UAE-based fast-moving consumer goods company

IFFCO Group is a privately held fast-moving consumer goods (FMCG) company based in the United Arab Emirates (UAE). Founded in 1975 by Indian entrepreneur Abdul Razak Allana, the group manufactures and markets food and non-food products across the Middle East and other regions.

== History ==
IFFCO began operations in the UAE in 1975 and expanded into branded consumer goods during the 1980s and 1990s under the Allana family’s leadership.

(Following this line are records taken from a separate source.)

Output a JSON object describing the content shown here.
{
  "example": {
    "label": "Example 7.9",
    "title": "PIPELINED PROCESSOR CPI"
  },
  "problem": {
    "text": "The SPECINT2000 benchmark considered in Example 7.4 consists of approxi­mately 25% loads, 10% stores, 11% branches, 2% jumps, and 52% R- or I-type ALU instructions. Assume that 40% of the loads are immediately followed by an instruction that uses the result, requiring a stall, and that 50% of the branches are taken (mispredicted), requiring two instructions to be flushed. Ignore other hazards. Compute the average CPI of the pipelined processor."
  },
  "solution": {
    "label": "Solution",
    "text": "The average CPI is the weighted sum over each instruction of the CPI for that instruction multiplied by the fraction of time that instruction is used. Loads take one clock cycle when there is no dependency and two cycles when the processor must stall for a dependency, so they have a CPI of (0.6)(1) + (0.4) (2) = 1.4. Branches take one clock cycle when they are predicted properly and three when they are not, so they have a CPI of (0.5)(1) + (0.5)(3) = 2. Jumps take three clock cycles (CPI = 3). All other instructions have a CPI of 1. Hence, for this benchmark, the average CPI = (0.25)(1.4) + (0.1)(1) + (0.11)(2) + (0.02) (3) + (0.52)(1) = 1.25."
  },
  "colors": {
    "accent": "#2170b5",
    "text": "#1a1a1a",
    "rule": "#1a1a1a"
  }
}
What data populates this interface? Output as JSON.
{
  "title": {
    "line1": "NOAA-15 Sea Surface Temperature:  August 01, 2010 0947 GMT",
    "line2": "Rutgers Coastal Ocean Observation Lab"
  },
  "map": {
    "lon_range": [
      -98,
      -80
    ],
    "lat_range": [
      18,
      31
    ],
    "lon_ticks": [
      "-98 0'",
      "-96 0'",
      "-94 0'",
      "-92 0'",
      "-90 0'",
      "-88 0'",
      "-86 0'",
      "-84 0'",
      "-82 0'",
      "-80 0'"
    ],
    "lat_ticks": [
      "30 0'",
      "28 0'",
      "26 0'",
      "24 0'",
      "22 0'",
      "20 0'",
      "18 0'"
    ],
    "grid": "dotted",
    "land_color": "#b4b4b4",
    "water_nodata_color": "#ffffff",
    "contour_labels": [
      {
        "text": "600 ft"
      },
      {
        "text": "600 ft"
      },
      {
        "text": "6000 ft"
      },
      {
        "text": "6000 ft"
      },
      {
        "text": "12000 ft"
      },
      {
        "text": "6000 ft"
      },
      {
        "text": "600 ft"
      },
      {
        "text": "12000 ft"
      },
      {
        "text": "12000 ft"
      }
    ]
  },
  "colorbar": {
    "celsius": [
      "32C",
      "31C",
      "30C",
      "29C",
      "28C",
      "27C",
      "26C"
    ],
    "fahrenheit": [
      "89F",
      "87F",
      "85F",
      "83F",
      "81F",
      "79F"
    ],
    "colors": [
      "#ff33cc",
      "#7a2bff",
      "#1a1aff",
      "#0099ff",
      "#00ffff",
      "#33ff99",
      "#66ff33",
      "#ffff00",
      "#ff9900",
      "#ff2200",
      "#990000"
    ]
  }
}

In July 2006, Gulf News reported a US$275 million food production complex for IFFCO in Dubai Industrial City to produce brands such as Noor, London Dairy, Al Baker and Tiffany.

In June 2010, a 500,000 m^{2} logistics area opened in Dubai Industrial City to support regional exports.

In November 2022, IFFCO and DP World agreed to develop a 30,000 m^{2} edible oil packing plant in the BEZ Berbera Economic Zone Somaliland.

In March 2023, THRYVE, described as the Middle East’s first 100% plant-based meat factory, opened in Dubai Industrial City.

In June 2024, Italy’s export credit agency SACE announced an Islamic facility with IFFCO to support the Italian food and beverage value chain under SACE’s Push Strategy.

On 3 May 2026 it was announced the company was to enter provisional liquidation, with a debt of $2 billion owed to creditors including HSBC.

== Operations ==
IFFCO has presence across multiple business lines, including agri-commodities, oils and fats, impulse foods, culinary, personal and home care, packaging solutions, sales and distribution, logistics, and foodservice. For the out-of-home segment, the company highlights a foodservice unit branded as IFFCO Professional.

== Sustainability ==
IFFCO publishes environmental, social and governance (ESG) reports and has set a Sustainability Strategy 2030. In December 2023, trade outlets reported the launch of a carbon-neutral olive oil under the Rahma brand.

In 2024, Tetra Pak’s first Arabia Sustainability Report highlighted a water-recovery station at IFFCO’s Nabatat plant in Saudi Arabia that reportedly reuses up to 95% of water used in filling equipment. Also in 2024, Noor Oil’s programme with the BEEAH Group to recycle used cooking oil into biodiesel was reported by ESG MENA.

== Notes ==
- Sometimes stylised as IFFCO or IFFCO Group of Companies; it is unrelated to India’s Indian Farmers Fertiliser Cooperative (IFFCO).